Corría el año 1996 cuando Caterine se mudó de Apartadó a Medellín. Tenía solo 12 años y se fue para seguir entrenándose en salto alto, disciplina donde le habían visto futuro en su pueblo natal. Los éxitos llegaron a nivel juvenil y con 15 años ya era podio del Campeonato Sudamericano de Atletismo.
En esta especialidad, salto alto, fue que Ibargüen se clasificó para los Juegos Olímpicos de Atenas 2004 y era la mejor sudamericana en la especialidad con tan solo 18 años, pero no pasó la primera fase en aquella olimpiada. Ella siguió insistiendo en salto alto para 2008 y no clasificó a los Olímpicos de Beijing.
Ese año fue el momento donde todo cambió para ella. No clasificar a Beijing la hundió en una depresión profunda donde pensó hasta en retirarse del deporte, pero ahí apareció su ángel, su actual entrenador Ubaldo Duany.
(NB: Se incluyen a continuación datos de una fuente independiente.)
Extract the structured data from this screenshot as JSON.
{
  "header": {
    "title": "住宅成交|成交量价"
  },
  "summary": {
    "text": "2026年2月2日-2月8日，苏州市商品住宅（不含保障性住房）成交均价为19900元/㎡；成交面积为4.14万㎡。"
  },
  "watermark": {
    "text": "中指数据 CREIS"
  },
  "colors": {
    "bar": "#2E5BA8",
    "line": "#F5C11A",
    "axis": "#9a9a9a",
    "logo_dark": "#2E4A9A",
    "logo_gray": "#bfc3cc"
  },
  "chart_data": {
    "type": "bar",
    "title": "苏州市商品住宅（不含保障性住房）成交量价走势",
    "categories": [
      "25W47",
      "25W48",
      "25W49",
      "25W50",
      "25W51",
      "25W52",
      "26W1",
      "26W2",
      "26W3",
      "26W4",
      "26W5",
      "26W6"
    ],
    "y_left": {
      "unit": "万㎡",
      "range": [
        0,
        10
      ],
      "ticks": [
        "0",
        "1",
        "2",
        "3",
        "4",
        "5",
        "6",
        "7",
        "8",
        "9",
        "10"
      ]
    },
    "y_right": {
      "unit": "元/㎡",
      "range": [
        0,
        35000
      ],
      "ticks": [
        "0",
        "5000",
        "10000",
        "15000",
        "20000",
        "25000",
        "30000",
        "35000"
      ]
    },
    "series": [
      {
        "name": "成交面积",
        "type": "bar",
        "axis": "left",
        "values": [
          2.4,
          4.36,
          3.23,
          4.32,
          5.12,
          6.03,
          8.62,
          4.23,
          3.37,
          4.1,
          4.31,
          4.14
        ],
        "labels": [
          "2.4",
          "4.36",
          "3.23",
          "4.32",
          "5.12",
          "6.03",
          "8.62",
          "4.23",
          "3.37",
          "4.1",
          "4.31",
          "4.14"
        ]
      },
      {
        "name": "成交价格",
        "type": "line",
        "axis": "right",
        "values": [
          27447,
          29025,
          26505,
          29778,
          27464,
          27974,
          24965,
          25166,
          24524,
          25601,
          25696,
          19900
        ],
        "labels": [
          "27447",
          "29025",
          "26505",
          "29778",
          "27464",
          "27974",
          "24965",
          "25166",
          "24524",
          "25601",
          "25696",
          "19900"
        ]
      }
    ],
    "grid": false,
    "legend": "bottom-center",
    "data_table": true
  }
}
El cubano le recomendó que dejara el salto alto y pasara al salto triple. El impacto fue inmediato. Ibargüen fue tercera en el mundial de atletismo de 2011 y llegó a Londres 2012 como una de las favoritas para medallas. Ella hizo buenos los pronósticos y ganó medalla de plata, iniciando a partir de ahí un reinado en la disciplina. Ese reinado se vio consumado en 2016, cuando por fin se llevó la medalla de oro olímpica en Rio 2016.
El paso del tiempo le costó y para 2020 no estuvo ni cerca de las medallas. Aún así, cerró su participación con una gran sonrisa, pero queda la sensación de que si se hubiera dedicado desde su juventud al salto triple habría podido destacar desde hace mucho antes y habría dado más alegrías a Colombia.